Em um dos casos, uma decisão da 10ª Vara da Comarca de Porto Alegre (RS) pede esclarecimentos se a prescrição médica está de acordo com os critérios da nova resolução a uma pessoa que entrou com ação na Justiça para receber o canabidiol pelo SUS. Em outro caso, por causa da nova norma, decisão do Juizado Especial de Guarulhos (SP) suspendeu liminar que já determinava o fornecimento pelo SUS (processos nº 5133029-33.2022.8.21.0001 e 5007849-20.2022.4.03.6119 ).

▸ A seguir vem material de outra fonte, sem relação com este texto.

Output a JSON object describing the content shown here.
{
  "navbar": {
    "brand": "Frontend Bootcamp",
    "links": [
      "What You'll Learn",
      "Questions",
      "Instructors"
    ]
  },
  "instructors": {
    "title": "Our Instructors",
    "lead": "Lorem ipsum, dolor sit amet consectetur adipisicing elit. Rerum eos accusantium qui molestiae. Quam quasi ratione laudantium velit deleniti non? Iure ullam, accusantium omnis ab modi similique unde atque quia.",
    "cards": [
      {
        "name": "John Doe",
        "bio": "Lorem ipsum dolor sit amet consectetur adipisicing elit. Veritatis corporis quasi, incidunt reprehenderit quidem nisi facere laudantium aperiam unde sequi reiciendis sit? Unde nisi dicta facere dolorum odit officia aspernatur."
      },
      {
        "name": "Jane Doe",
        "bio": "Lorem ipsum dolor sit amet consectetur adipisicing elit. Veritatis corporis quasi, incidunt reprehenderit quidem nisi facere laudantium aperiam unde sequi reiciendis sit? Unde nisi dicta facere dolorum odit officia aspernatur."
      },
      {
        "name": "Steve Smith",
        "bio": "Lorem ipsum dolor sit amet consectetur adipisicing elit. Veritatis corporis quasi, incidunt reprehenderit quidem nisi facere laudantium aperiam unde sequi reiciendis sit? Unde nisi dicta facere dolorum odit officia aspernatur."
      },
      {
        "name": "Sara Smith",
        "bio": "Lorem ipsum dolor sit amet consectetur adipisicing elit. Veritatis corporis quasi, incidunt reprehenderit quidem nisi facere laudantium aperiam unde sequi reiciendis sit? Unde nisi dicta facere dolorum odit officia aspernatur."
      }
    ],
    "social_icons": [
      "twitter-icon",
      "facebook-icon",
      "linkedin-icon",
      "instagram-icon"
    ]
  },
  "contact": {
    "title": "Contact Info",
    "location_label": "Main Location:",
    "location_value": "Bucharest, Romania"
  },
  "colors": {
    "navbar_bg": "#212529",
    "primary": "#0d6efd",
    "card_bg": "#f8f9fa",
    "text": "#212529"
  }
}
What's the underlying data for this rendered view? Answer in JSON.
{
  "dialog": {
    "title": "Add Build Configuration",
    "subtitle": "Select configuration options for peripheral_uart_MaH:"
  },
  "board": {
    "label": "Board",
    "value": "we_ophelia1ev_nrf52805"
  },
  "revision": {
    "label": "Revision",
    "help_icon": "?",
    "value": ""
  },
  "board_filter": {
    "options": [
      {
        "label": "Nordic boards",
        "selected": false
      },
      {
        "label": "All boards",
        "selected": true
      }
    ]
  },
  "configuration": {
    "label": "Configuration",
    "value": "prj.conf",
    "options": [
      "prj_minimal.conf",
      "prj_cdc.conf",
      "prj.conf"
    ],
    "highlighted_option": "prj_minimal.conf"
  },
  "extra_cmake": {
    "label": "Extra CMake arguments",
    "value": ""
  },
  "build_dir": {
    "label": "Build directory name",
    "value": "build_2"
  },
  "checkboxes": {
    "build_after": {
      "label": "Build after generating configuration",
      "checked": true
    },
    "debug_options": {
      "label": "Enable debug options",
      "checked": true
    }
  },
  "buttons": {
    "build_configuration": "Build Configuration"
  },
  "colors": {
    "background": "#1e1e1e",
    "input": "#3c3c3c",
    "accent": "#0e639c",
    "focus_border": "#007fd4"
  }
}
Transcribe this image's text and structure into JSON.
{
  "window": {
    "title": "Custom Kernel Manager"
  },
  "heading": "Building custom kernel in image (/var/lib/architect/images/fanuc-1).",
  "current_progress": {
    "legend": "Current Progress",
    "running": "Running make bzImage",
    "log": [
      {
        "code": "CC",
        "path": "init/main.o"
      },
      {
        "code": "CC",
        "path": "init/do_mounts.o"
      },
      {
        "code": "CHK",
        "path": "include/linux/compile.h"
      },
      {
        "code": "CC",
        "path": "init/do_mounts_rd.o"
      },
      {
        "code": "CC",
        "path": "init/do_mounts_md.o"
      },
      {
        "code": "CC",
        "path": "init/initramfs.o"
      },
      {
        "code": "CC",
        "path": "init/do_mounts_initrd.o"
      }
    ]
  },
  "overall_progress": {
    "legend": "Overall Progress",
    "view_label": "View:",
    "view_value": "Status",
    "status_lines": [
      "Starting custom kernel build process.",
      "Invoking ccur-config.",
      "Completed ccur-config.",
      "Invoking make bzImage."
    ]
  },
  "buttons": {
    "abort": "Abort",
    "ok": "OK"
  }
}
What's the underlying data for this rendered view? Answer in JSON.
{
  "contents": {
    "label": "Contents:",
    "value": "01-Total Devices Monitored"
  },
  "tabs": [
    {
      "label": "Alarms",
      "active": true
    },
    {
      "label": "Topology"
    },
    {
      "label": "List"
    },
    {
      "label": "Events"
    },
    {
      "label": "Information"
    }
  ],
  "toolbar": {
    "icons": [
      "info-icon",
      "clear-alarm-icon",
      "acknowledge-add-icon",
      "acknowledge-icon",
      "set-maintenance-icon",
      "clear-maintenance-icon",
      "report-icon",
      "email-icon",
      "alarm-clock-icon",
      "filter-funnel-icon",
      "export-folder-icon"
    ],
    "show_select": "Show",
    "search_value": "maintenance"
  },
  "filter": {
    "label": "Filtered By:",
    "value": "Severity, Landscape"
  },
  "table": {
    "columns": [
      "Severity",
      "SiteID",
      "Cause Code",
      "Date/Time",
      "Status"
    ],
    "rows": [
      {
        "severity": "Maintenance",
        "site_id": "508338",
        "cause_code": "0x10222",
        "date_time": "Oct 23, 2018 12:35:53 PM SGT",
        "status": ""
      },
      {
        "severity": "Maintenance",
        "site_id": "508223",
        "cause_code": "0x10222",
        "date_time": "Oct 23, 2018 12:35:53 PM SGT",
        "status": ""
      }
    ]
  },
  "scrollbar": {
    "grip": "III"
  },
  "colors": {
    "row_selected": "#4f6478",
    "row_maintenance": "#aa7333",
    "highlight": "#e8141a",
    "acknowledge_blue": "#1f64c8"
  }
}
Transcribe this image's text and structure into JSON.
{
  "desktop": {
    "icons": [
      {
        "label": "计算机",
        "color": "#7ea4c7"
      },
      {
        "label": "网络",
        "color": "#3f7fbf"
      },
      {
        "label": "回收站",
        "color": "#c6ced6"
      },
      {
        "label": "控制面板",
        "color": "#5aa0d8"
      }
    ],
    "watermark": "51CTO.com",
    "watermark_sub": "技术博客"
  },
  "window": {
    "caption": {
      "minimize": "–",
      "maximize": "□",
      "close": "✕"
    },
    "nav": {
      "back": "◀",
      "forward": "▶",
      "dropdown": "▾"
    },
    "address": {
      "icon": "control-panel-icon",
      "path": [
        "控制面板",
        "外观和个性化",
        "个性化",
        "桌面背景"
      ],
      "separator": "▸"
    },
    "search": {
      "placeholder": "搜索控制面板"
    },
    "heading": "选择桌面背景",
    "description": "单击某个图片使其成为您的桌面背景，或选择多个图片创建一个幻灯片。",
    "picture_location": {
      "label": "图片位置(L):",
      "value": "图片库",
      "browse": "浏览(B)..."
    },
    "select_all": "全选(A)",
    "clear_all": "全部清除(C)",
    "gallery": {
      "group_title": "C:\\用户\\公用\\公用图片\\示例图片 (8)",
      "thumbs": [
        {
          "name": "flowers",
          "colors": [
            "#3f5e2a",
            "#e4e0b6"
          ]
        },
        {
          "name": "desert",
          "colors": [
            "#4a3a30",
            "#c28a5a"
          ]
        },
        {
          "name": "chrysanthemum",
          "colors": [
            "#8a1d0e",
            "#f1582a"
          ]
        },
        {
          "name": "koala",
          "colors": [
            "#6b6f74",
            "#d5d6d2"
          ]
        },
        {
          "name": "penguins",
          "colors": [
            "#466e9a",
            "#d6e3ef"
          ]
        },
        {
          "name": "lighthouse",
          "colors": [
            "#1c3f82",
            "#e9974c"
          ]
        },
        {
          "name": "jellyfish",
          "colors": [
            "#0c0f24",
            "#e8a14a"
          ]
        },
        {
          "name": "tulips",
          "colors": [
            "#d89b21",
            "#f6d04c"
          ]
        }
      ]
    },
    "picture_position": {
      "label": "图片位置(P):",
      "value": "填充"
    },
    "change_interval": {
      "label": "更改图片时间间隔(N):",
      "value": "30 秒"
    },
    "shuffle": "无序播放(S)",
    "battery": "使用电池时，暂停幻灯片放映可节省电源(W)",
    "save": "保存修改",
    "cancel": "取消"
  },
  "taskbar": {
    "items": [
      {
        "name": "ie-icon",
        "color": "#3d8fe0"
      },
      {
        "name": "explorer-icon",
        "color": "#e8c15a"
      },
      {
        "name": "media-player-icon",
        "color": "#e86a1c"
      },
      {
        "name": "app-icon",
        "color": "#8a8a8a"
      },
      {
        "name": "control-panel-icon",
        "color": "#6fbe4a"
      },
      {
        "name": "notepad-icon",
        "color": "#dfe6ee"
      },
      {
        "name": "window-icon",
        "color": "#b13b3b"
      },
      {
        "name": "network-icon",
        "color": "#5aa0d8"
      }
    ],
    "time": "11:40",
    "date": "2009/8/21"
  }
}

Procurado pelo Valor, o CFM não respondeu. Mas a entidade divulgou em seu site que abrirá consulta pública a toda a população para receber contribuições com o objetivo de atualizar a Resolução nº 2.324/2022. De 24 de outubro a 23 de dezembro de 2022 poderão ser enviadas sugestões, por meio de uma plataforma eletrônica.
“Seria de bom tamanho que, enquanto a consulta estiver em andamento, suspendam os efeitos da resolução”, afirma Alessandra. “Se não, há risco de mais juízes voltarem atrás, mais ações abarrotarem a Justiça e de médicos em processos disciplinares, o que macula a ficha profissional”, afirma a advogada.
A Anvisa já autorizou a comercialização de 20 produtos de cannabis no país. Por nota, o órgão diz que autoriza apenas a entrada desses produtos, de acordo com o previsto na RDC nº 327/2019. Essa norma deixa claro que deve ser garantida a qualidade e segurança dos produtos e é referência para outros países, segundo a Anvisa. “A agência recebeu ofício do CFM e responderá em breve com a contextualização técnica e regulatória para a edição da RDC 327/2019”.
Mesmo a classe médica está dividida. Para a médica Ailane Araújo, fundadora e presidente do Núcleo de Desenvolvimento em Medicina Canabinoide e Integrativa (NDMCI), “a Resolução nº 2.324/2022 do CFM é restritiva, contraditória e não promove avanços”.